Traveling

Kemegahan Angkor Wat di Kamboja

NUSANTARANEWS.CO – Berbicara tentang kota Angkor di Kamboja, maka tak bisa lepas dari keberadaan Angkor Wat. Yakni salah satu candi utama di kawasan Angkor. Kota Angkor tidak lain adalah ibukota Kerajaan Khmer dalam periode lama, yakni dari abad ke-9 sampai abad ke-15 M.

Dibangun antara tahun 1113 dan 1150 atas perintah raja Suryawarman II. Suryawarman naik takhta setelah berhasil mengalahkan pangeran saingannya. Sebuah prasasti menuliskan bahwa Suryawarman memenangi perang dengan cara melompat ke punggung gajah perang musuh sekaligus membunuh musuhnya, bagaikan garuda membunuh ular naga.

Setelah mengkonsolidasikan posisi politiknya melalui berbagai serangan militer, diplomasi, dan administrasi domestik, Suryawarman memulai membangun Angkor Wat sebagai candi pribadinya sekaligus kuil dan makam tempat ia dimuliakan. Ia memutus tradisi raja-raja Khmer sebelumnya yang lebih mengutamakan Shiwa dengan berpaling pada aliran Waisnawa seiring bangkitnya aliran yang lebih memuliakan Wishnu ini di India.

Ia mempersembahkan candi ini untuk Wishnu dengan menyebutnya Vishnuloka, dan bukan kepada Shiwa. Dengan tembok hampir mencapai panjang 2,4 kilometer pada setiap sisinya, Angkor Wat dengan megahnya menggambarkan kosmologi Hindu, dengan menara utama yang melambangkan gunung Meru, tempat bersemayamnya para dewa. Dinding luar melambangkan kawasan gunung yang melingkari dunia. Parit besar melambangkan samudra luas.

Tema tradisionalnya adalah mengidentifikasikan dewa-raja Kamboja dengan dewa Hindu, dan tempat tinggalnya adalah kerajaan langit (swargaloka) yang nampak dari segala perwujudan akan perlambangan candi agung. Ukuran candi ini sendiri memiliki arti kosmologis sebagai simbol alam semesta.

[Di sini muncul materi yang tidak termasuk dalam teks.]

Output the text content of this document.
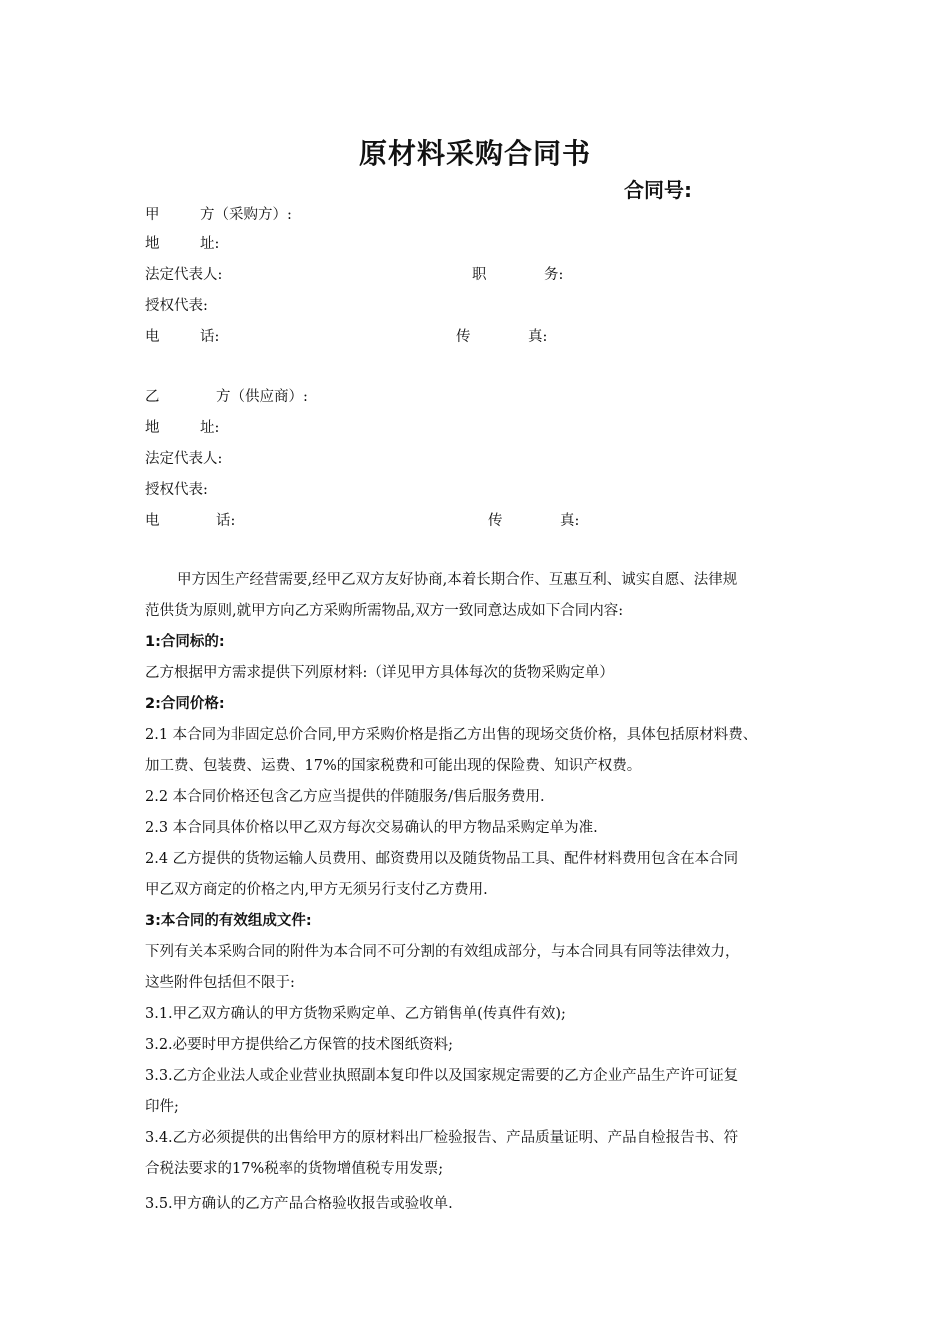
原材料采购合同书
合同号:
甲	方（采购方）:
地	址:
法定代表人:	职	务:
授权代表:
电	话:	传	真:
乙	方（供应商）:
地	址:
法定代表人:
授权代表:
电	话:	传	真:
甲方因生产经营需要,经甲乙双方友好协商,本着长期合作、互惠互利、诚实自愿、法律规
范供货为原则,就甲方向乙方采购所需物品,双方一致同意达成如下合同内容:
1:合同标的:
乙方根据甲方需求提供下列原材料:（详见甲方具体每次的货物采购定单）
2:合同价格:
2.1 本合同为非固定总价合同,甲方采购价格是指乙方出售的现场交货价格，具体包括原材料费、
加工费、包装费、运费、17%的国家税费和可能出现的保险费、知识产权费。
2.2 本合同价格还包含乙方应当提供的伴随服务/售后服务费用.
2.3 本合同具体价格以甲乙双方每次交易确认的甲方物品采购定单为准.
2.4 乙方提供的货物运输人员费用、邮资费用以及随货物品工具、配件材料费用包含在本合同
甲乙双方商定的价格之内,甲方无须另行支付乙方费用.
3:本合同的有效组成文件:
下列有关本采购合同的附件为本合同不可分割的有效组成部分，与本合同具有同等法律效力，
这些附件包括但不限于:
3.1.甲乙双方确认的甲方货物采购定单、乙方销售单(传真件有效);
3.2.必要时甲方提供给乙方保管的技术图纸资料;
3.3.乙方企业法人或企业营业执照副本复印件以及国家规定需要的乙方企业产品生产许可证复
印件;
3.4.乙方必须提供的出售给甲方的原材料出厂检验报告、产品质量证明、产品自检报告书、符
合税法要求的17%税率的货物增值税专用发票;
3.5.甲方确认的乙方产品合格验收报告或验收单.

Suryawarman II menginginkan dinding candi dihiasi dengan bas relief, selain menampilkan adegan dalam mitologi, juga menggambarkan aktivitas kehidupan sehari-hari di istana kerajaan. Salah satunya diilustrasikan tatkala sang raja dalam ukuran besar tengah duduk dengan kaki bersilang di singgasana tinggi tengah memimpin rapat kerajaan, sementara dayang-dayang dan pengiringnya mengipasi dan memayunginya.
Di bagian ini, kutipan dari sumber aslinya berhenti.